La
transición democrática desde la perspectiva de la construcción del Partido de
la Revolución Democrática (PRD) por parte de un protagonista central, que puso
en juego comodidades y privilegios para retar al PRI. Afortunadamente, el
desafío rebasó con mucho los límites de un partido oficial, que ya era algo
menos que un instrumento en manos del presidente de la República en turno, y en
lugar de una reforma, lo que precipitó la disidencia de Cuauhtémoc Cárdenas y
de Porfirio Muñoz Ledo fue una fructífera escisión. La Corriente Democrática
que se formó en torno a la identidad cardenista se convirtió en el eje de una
organización política independiente, cuya aparición fue decisiva para la
transformación institucional del sistema político.
Tanto Cuauhtémoc Cárdenas como el PRD –que nació en
1989– fueron pilares del proceso de transición, que según él comenzó con la
severa crisis económica de diciembre de 1994, aunque yo disputaría esta fecha
que resta importancia a 1988, que sería también el año de lanzamiento de lo que
resultó ser para él una nueva carrera. Para las costumbres de la época Cárdenas
era ya un político jubilable: había sido gobernador de su estado, senador, subsecretario.
¿A qué más podía aspirar, sino a un dulce retiro en las márgenes del PRI? No
obstante, rechazó el camino fácil y optó por la vía de la resistencia.

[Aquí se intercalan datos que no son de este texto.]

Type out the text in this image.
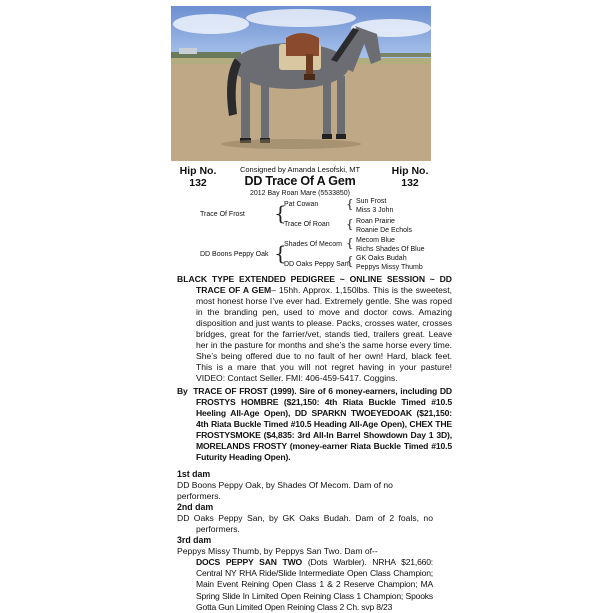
Hip No.
132
Hip No.
132
Consigned by Amanda Lesofski, MT
DD Trace Of A Gem
2012 Bay Roan Mare (5533850)
Trace Of Frost {
Pat Cowan
Trace Of Roan
{ Sun Frost
Miss 3 John
{ Roan Prairie
Roanie De Echols
DD Boons Peppy Oak {
Shades Of Mecom
DD Oaks Peppy San
{ Mecom Blue
Richs Shades Of Blue
{ GK Oaks Budah
Peppys Missy Thumb
BLACK TYPE EXTENDED PEDIGREE ~ ONLINE SESSION ~ DD TRACE OF A GEM– 15hh. Approx. 1,150lbs. This is the sweetest, most honest horse I’ve ever had. Extremely gentle. She was roped in the branding pen, used to move and doctor cows. Amazing disposition and just wants to please. Packs, crosses water, crosses bridges, great for the farrier/vet, stands tied, trailers great. Leave her in the pasture for months and she’s the same horse every time. She’s being offered due to no fault of her own! Hard, black feet. This is a mare that you will not regret having in your pasture! VIDEO: Contact Seller. FMI: 406-459-5417. Coggins.
By TRACE OF FROST (1999). Sire of 6 money-earners, including DD FROSTYS HOMBRE ($21,150: 4th Riata Buckle Timed #10.5 Heeling All-Age Open), DD SPARKN TWOEYEDOAK ($21,150: 4th Riata Buckle Timed #10.5 Heading All-Age Open), CHEX THE FROSTYSMOKE ($4,835: 3rd All-In Barrel Showdown Day 1 3D), MORELANDS FROSTY (money-earner Riata Buckle Timed #10.5 Futurity Heading Open).
1st dam
DD Boons Peppy Oak, by Shades Of Mecom. Dam of no performers.
2nd dam
DD Oaks Peppy San, by GK Oaks Budah. Dam of 2 foals, no performers.
3rd dam
Peppys Missy Thumb, by Peppys San Two. Dam of--
DOCS PEPPY SAN TWO (Dots Warbler). NRHA $21,660: Central NY RHA Ride/Slide Intermediate Open Class Champion; Main Event Reining Open Class 1 & 2 Reserve Champion; MA Spring Slide In Limited Open Reining Class 1 Champion; Spooks Gotta Gun Limited Open Reining Class 2 Ch. svp 8/23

Cárdenas
creció en este trayecto para convertirse en el líder moral de una propuesta
restauradora de lo que muchos consideran las mejores tradiciones de la
Revolución Mexicana, mientras que el partido se desarrolló como una institución
que ha tenido un papel central en la articulación y el funcionamiento de
nuestra maltratada democracia; también ha contribuido a la formación de un
nuevo personal político, aunque el comportamiento de muchos de sus integrantes
esté a leguas de distancia del ideal democrático, e incluso del estilo de
Cárdenas, cuyas características personales más notables son, a mi manera de
ver, la lealtad a sus ideales, la rectitud de miras, la honestidad, la cortesía
y la prudencia. En pocas palabras, una cierta elegancia que echamos de menos en
la vociferante oposición de políticos como Fernández Noroña, que no por ser más
estridente es más efectivo.
Inició su
carrera a la sombra gigantesca de su padre y en el seno del PRI, pero que en la
lucha por la democracia encontró su propio discurso y forjó un liderazgo
personal que ya no necesita acogerse a la figura paterna para hacer valer sus
posiciones. No hubo en este crecimiento una ruptura, y tampoco la denuncia de
un legado que es, en última instancia, de todos los mexicanos. La evolución de
Cuauhtémoc Cárdenas fue producto de su experiencia particular, del contexto que
le impuso el México de finales del siglo XX, un país en el que se implantó el
ideal democrático acompañado de la defensa del sufragio, de comicios libres y
del pluralismo político. Temas todos estos que tuvieron muy sin cuidado al
general. La lucha de Cuauhtémoc por la democracia ha sido distinta a la que
emprendió su padre, aun cuando ésta haya sido el punto de partida.
Por una
parte, imprimió nuevo vigor al cardenismo, que más que un grupo político es
para nosotros una identidad que se construye a partir de propósitos de largo
plazo tales como la defensa de la soberanía, del Estado laico, de la
responsabilidad social del Estado en el combate a la desigualdad. El cardenismo
es una opción de gobierno, con la que podemos estar de acuerdo o no, pero es
una poderosa referencia que forma la personalidad política de millones de
mexicanos. La lucha de Cuauhtémoc Cárdenas ha enriquecido esta identidad con
los ideales de la democracia electoral y el respeto al pluralismo político.
También ha ejercido su liderazgo con responsabilidad, es por ello, que al
unirse a la campaña de Andrés Manuel López Obrador, crece su estatura de
estadista y abre la posibilidad de que su figura emblemática contribuya al
triunfo de la izquierda el próximo 1 de julio.